Greensboro, North Carolina – Dr. Arielle Kuperberg, an associate professor of sociology at the University of North Carolina at Greensboro, and Dr. Alicia Walker, assistant professor of sociology at Missouri State University, recently released the results of research they did on college students, sexual identity, and sexual behavior. The sociologists’ research, digging deeper into a larger survey of some 24,000 college students, found that one out of four women and one out of eight men whose last “hookup” was with a same-sex partner also said they identified their sexual orientation as straight.

“I think we make a lot of assumptions about sexual identity and what it means along with our sexual behavior,” Kuperberg said. “But I think it’s important to actually do the research that challenges those assumptions and makes people say, ‘Hey, maybe what I think isn’t real.’” Kuperberg and Walker’s study found, primarily, that sexual experimentation and students’ willingness to experiment is quite common among young people in college — perhaps, even, more common than we initially thought. More importantly, that sexual experimentation has very little to do with the labels people currently use or may one day use in the future to describe their identity. For the overwhelming majority of students, researchers say, experimentation is just that.

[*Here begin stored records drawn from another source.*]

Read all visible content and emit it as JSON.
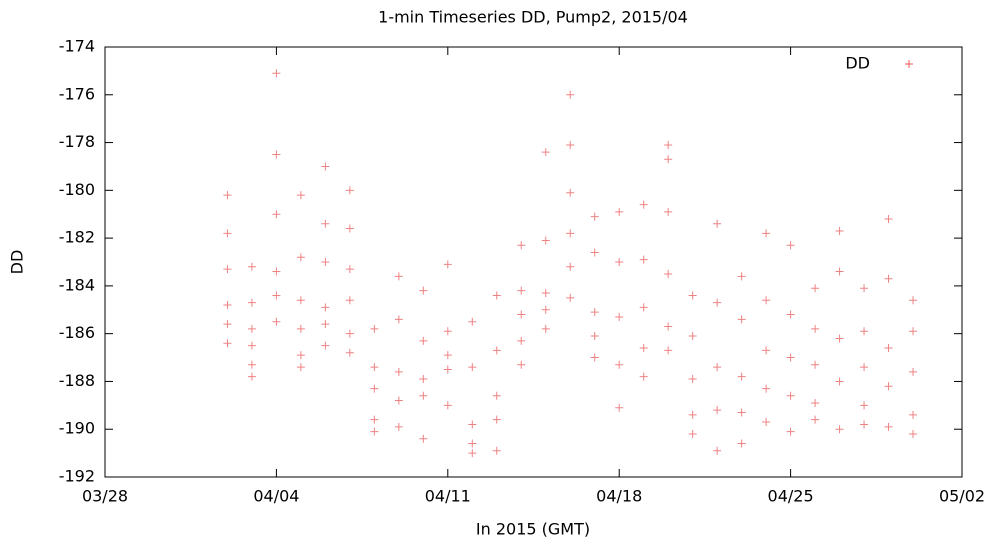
{
  "chart_data": {
    "type": "scatter",
    "title": "1-min Timeseries DD, Pump2, 2015/04",
    "x_label": "In 2015 (GMT)",
    "y_label": "DD",
    "xlim": [
      "2015-03-28",
      "2015-05-02"
    ],
    "xticks": [
      {
        "value": "2015-03-28",
        "label": "03/28"
      },
      {
        "value": "2015-04-04",
        "label": "04/04"
      },
      {
        "value": "2015-04-11",
        "label": "04/11"
      },
      {
        "value": "2015-04-18",
        "label": "04/18"
      },
      {
        "value": "2015-04-25",
        "label": "04/25"
      },
      {
        "value": "2015-05-02",
        "label": "05/02"
      }
    ],
    "ylim": [
      -192,
      -174
    ],
    "yticks": [
      -192,
      -190,
      -188,
      -186,
      -184,
      -182,
      -180,
      -178,
      -176,
      -174
    ],
    "grid": false,
    "legend": "upper right",
    "series": [
      {
        "name": "DD",
        "color": "#e8585a",
        "x": [
          "2015-04-02",
          "2015-04-02",
          "2015-04-02",
          "2015-04-02",
          "2015-04-02",
          "2015-04-02",
          "2015-04-03",
          "2015-04-03",
          "2015-04-03",
          "2015-04-03",
          "2015-04-03",
          "2015-04-03",
          "2015-04-04",
          "2015-04-04",
          "2015-04-04",
          "2015-04-04",
          "2015-04-04",
          "2015-04-04",
          "2015-04-05",
          "2015-04-05",
          "2015-04-05",
          "2015-04-05",
          "2015-04-05",
          "2015-04-05",
          "2015-04-06",
          "2015-04-06",
          "2015-04-06",
          "2015-04-06",
          "2015-04-06",
          "2015-04-06",
          "2015-04-07",
          "2015-04-07",
          "2015-04-07",
          "2015-04-07",
          "2015-04-07",
          "2015-04-07",
          "2015-04-08",
          "2015-04-08",
          "2015-04-08",
          "2015-04-08",
          "2015-04-08",
          "2015-04-09",
          "2015-04-09",
          "2015-04-09",
          "2015-04-09",
          "2015-04-09",
          "2015-04-10",
          "2015-04-10",
          "2015-04-10",
          "2015-04-10",
          "2015-04-10",
          "2015-04-11",
          "2015-04-11",
          "2015-04-11",
          "2015-04-11",
          "2015-04-11",
          "2015-04-12",
          "2015-04-12",
          "2015-04-12",
          "2015-04-12",
          "2015-04-12",
          "2015-04-13",
          "2015-04-13",
          "2015-04-13",
          "2015-04-13",
          "2015-04-13",
          "2015-04-14",
          "2015-04-14",
          "2015-04-14",
          "2015-04-14",
          "2015-04-14",
          "2015-04-15",
          "2015-04-15",
          "2015-04-15",
          "2015-04-15",
          "2015-04-15",
          "2015-04-16",
          "2015-04-16",
          "2015-04-16",
          "2015-04-16",
          "2015-04-16",
          "2015-04-16",
          "2015-04-17",
          "2015-04-17",
          "2015-04-17",
          "2015-04-17",
          "2015-04-17",
          "2015-04-18",
          "2015-04-18",
          "2015-04-18",
          "2015-04-18",
          "2015-04-18",
          "2015-04-19",
          "2015-04-19",
          "2015-04-19",
          "2015-04-19",
          "2015-04-19",
          "2015-04-20",
          "2015-04-20",
          "2015-04-20",
          "2015-04-20",
          "2015-04-20",
          "2015-04-20",
          "2015-04-21",
          "2015-04-21",
          "2015-04-21",
          "2015-04-21",
          "2015-04-21",
          "2015-04-22",
          "2015-04-22",
          "2015-04-22",
          "2015-04-22",
          "2015-04-22",
          "2015-04-23",
          "2015-04-23",
          "2015-04-23",
          "2015-04-23",
          "2015-04-23",
          "2015-04-24",
          "2015-04-24",
          "2015-04-24",
          "2015-04-24",
          "2015-04-24",
          "2015-04-25",
          "2015-04-25",
          "2015-04-25",
          "2015-04-25",
          "2015-04-25",
          "2015-04-26",
          "2015-04-26",
          "2015-04-26",
          "2015-04-26",
          "2015-04-26",
          "2015-04-27",
          "2015-04-27",
          "2015-04-27",
          "2015-04-27",
          "2015-04-27",
          "2015-04-28",
          "2015-04-28",
          "2015-04-28",
          "2015-04-28",
          "2015-04-28",
          "2015-04-29",
          "2015-04-29",
          "2015-04-29",
          "2015-04-29",
          "2015-04-29",
          "2015-04-30",
          "2015-04-30",
          "2015-04-30",
          "2015-04-30",
          "2015-04-30"
        ],
        "values": [
          -180.2,
          -181.8,
          -183.3,
          -184.8,
          -185.6,
          -186.4,
          -183.2,
          -184.7,
          -185.8,
          -186.5,
          -187.3,
          -187.8,
          -175.1,
          -178.5,
          -181.0,
          -183.4,
          -184.4,
          -185.5,
          -180.2,
          -182.8,
          -184.6,
          -185.8,
          -186.9,
          -187.4,
          -179.0,
          -181.4,
          -183.0,
          -184.9,
          -185.6,
          -186.5,
          -180.0,
          -181.6,
          -183.3,
          -184.6,
          -186.0,
          -186.8,
          -185.8,
          -187.4,
          -188.3,
          -189.6,
          -190.1,
          -183.6,
          -185.4,
          -187.6,
          -188.8,
          -189.9,
          -184.2,
          -186.3,
          -187.9,
          -188.6,
          -190.4,
          -183.1,
          -185.9,
          -186.9,
          -187.5,
          -189.0,
          -185.5,
          -187.4,
          -189.8,
          -190.6,
          -191.0,
          -184.4,
          -186.7,
          -188.6,
          -189.6,
          -190.9,
          -182.3,
          -184.2,
          -185.2,
          -186.3,
          -187.3,
          -178.4,
          -182.1,
          -184.3,
          -185.0,
          -185.8,
          -176.0,
          -178.1,
          -180.1,
          -181.8,
          -183.2,
          -184.5,
          -181.1,
          -182.6,
          -185.1,
          -186.1,
          -187.0,
          -180.9,
          -183.0,
          -185.3,
          -187.3,
          -189.1,
          -180.6,
          -182.9,
          -184.9,
          -186.6,
          -187.8,
          -178.1,
          -178.7,
          -180.9,
          -183.5,
          -185.7,
          -186.7,
          -184.4,
          -186.1,
          -187.9,
          -189.4,
          -190.2,
          -181.4,
          -184.7,
          -187.4,
          -189.2,
          -190.9,
          -183.6,
          -185.4,
          -187.8,
          -189.3,
          -190.6,
          -181.8,
          -184.6,
          -186.7,
          -188.3,
          -189.7,
          -182.3,
          -185.2,
          -187.0,
          -188.6,
          -190.1,
          -184.1,
          -185.8,
          -187.3,
          -188.9,
          -189.6,
          -181.7,
          -183.4,
          -186.2,
          -188.0,
          -190.0,
          -184.1,
          -185.9,
          -187.4,
          -189.0,
          -189.8,
          -181.2,
          -183.7,
          -186.6,
          -188.2,
          -189.9,
          -184.6,
          -185.9,
          -187.6,
          -189.4,
          -190.2
        ]
      }
    ]
  }
}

Walker thinks the study isn’t really about labels, and other recent research shows that many young people are even beginning to drop labels entirely. Walker says the study’s most important finding is that experimentation is overwhelmingly common. Just because straight men are hooking up with other guys doesn’t mean they’re not straight, researchers say. “There are so many myths in society about what people are doing and what people think other people are doing,” Kuperberg said. “Those myths don’t match up to reality.” Walker concluded: “We live in this society where heterosexuality is the norm, but if you’re somebody feeling as though you’re not as heterosexual ‘as I’m supposed to be,’ I think it’s important to know other folks are doing this, too, and they’re just not talking about it.” And that’s exactly what Walker wants people to do — start talking. “The reality is that most people do experiment in one form or another,” she said. “We’ve got to get away from this idea that it’s horrifying or shameful that people would experiment. People do. Sometimes it means something. Other times it doesn’t mean that much at all to people. And all that’s okay.”